Chapelwood (The Borden Dispatches #2)(75)



“Me?” He sighed and settled back, leaning halfway against the seat and halfway against the door. There was quite a lot of him to lean, after all. “I was one of the cowards. I had my hunches, but not much more—not until the very end, you know. I was younger then, and the professor’s case was unprecedented . . . the kind of thing that comes along once in a hundred years. I was only allowed to participate on a provisionary basis; I could scarcely talk my superiors into a per diem and travel allowance, not even after the Hamilton murders. Too many people in the bureaucracy were too willing to write it off to coincidence.”

I shook my head in disbelief. “What a world, where such deaths are common enough to call coincidence.”

“I couldn’t agree with you more. And that said, I feel this is as good a time as any to apologize.”

“To me?”

“To you,” he affirmed. “I left you alone, to face whatever would come. It’s something that still bothers me in the wee hours of the morning sometimes. Even after all these years.”

“Really?” I wasn’t sure I believed him, but some petty, dark corner of my soul liked the idea of it.

“Really. You and your sister, and the doctor—Seabury, that’s right, that was his name—you had no idea what you were up against. Our office might have been able to help . . . but it chose not to, not until our help was no longer required. Or so we were forced to assume.”

He was finally on the verge of asking me what had become of Zollicoffer, I could see it then: the hesitation after the admission, a sidelong glance to check his apology’s reception. A gleam of curiosity, regarding a case never solved so much as concluded, as he’d so carefully put it. But he was too much of a gentleman, or there was still some cowardly residue left over from thirty years ago, I don’t know. But I wanted to tell him, because I’d never told anyone. Seabury and Emma had known, but both of them clutched that secret in their coffins.

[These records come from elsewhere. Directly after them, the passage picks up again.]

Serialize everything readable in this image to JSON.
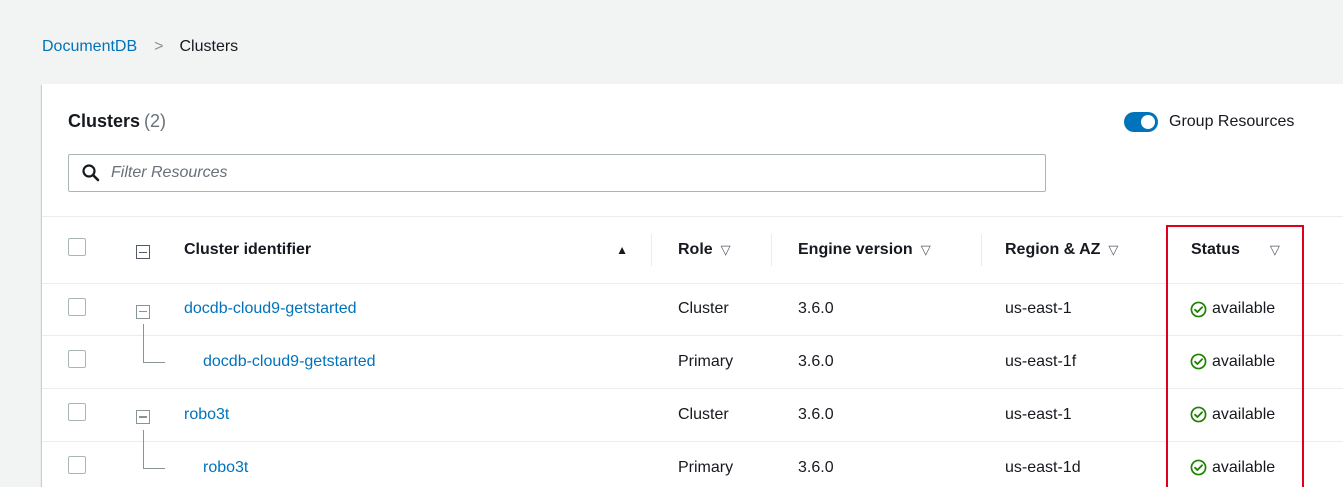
{
  "breadcrumb": {
    "root": "DocumentDB",
    "separator": ">",
    "current": "Clusters"
  },
  "panel": {
    "title": "Clusters",
    "count": "(2)",
    "group_toggle": {
      "label": "Group Resources",
      "on": true
    },
    "filter": {
      "placeholder": "Filter Resources",
      "value": ""
    }
  },
  "table": {
    "headers": {
      "identifier": "Cluster identifier",
      "identifier_sort": "▲",
      "role": "Role",
      "engine": "Engine version",
      "region": "Region & AZ",
      "status": "Status",
      "sort_down": "▽"
    },
    "rows": [
      {
        "identifier": "docdb-cloud9-getstarted",
        "role": "Cluster",
        "engine": "3.6.0",
        "region": "us-east-1",
        "status": "available"
      },
      {
        "identifier": "docdb-cloud9-getstarted",
        "role": "Primary",
        "engine": "3.6.0",
        "region": "us-east-1f",
        "status": "available"
      },
      {
        "identifier": "robo3t",
        "role": "Cluster",
        "engine": "3.6.0",
        "region": "us-east-1",
        "status": "available"
      },
      {
        "identifier": "robo3t",
        "role": "Primary",
        "engine": "3.6.0",
        "region": "us-east-1d",
        "status": "available"
      }
    ]
  },
  "colors": {
    "link": "#0073bb",
    "status_ok": "#1d8102",
    "highlight": "#e0001b"
  },
  "icons": {
    "search": "search-icon",
    "status": "check-circle-icon"
  }
}
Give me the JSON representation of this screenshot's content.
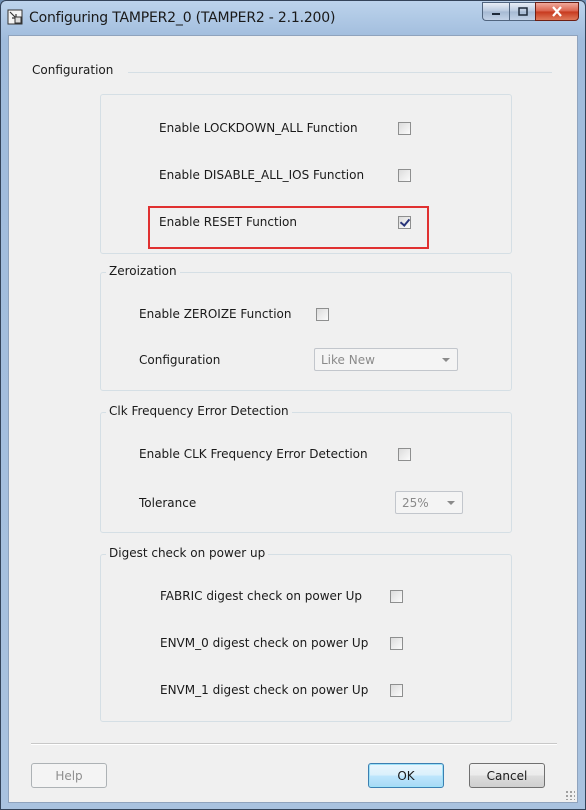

So I gave Inspector Wolf the chance to hear it. I gave myself the chance to say it out loud, for the first time ever. “You want to know what happened that night, when Zollicoffer came around.”

He perked right up, but not so much as to be unseemly. “I’d very much like to know, yes. The folders are sealed and covered with dust in the farthest corners of our Boston storage facility, but for my own satisfaction, yes. I’d very much like to know.”

But drat the timing of it all—we had just pulled up to the civic building downtown, and our driver cleared his throat to attract our attention. “Sir, madam. We’ve arrived.”

It was just as well, and we both knew it. A good driver was as fine a vault for secrets as a good bartender, but we didn’t know this man, and at any rate . . . he’d heard enough already.

“Inside,” I told Wolf. “If the storage room is hungry for secrets, it can eat this one, too.”

He left instructions and money with the driver, telling the man how long to wait before leaving us to our own devices; and together we climbed the wide white stairs that led up to the civic building. It wasn’t so different in design from the courthouse, and indeed it gave me the same anxious feeling as we scaled the expanse between the street and the front doors.

“It’s bustling in here,” Wolf said. “And Ruth wasn’t wrong—there’s always the chance we’ll be recognized as allies of hers and George. I haven’t had any trouble so far, but then again, I haven’t been back to the civic center here since before the trial.” He left his fingers briefly on the oversized door handle and said, “Walk briskly, smile and make small talk with me, and behave as if you belong here as much as anyone else. No one’s likely to bother us.”

I nodded and said, “Of course,” with more confidence than I felt. In the back of my mind, I was always a little worried about being recognized for something worse than being a friend of Ruth’s; there was always the chance that some old fool might recognize my face from a newspaper picture or a magazine story. Was it likely? No. But neither was a storage room that ate evidence and drove men mad.

He took my elbow, smiled brightly, and ushered me inside.

Offices lined every hall, broken up by conference rooms and other brightly lit meeting spaces; and everywhere we saw men wearing suits and doing business, or carrying on arguments—while older men in nicer suits talked loudly on phones or to their underlings in the corridors, making sure everyone knew that they were busy, and they were in charge. Sharply dressed young women toted folders and coffee, and office boxes, and oversized purses, and clipboards from room to room, their button-toed shoes making a chatter of scuffs and scrapes on the brightly shining floor.

We passed an office with “Nathaniel Barrett” stenciled on the window, but I only glimpsed it as we hurried past—Wolf’s nattering about the weather leaving a dull hum in my left ear.

“This way,” he said, guiding me around a turn, and to a stairwell door marked “Exit Only.” Before I could protest, he’d opened it anyway and darted inside—drawing me behind him. The door shut, closing us inside a concrete space with a single fizzing lightbulb, and absolutely none of the hectic charm on display outside. “And now we go downstairs—where it’s going to get strange. Don’t let it bother you; I know where we’re headed.”

“Are we likely to run into anyone else?”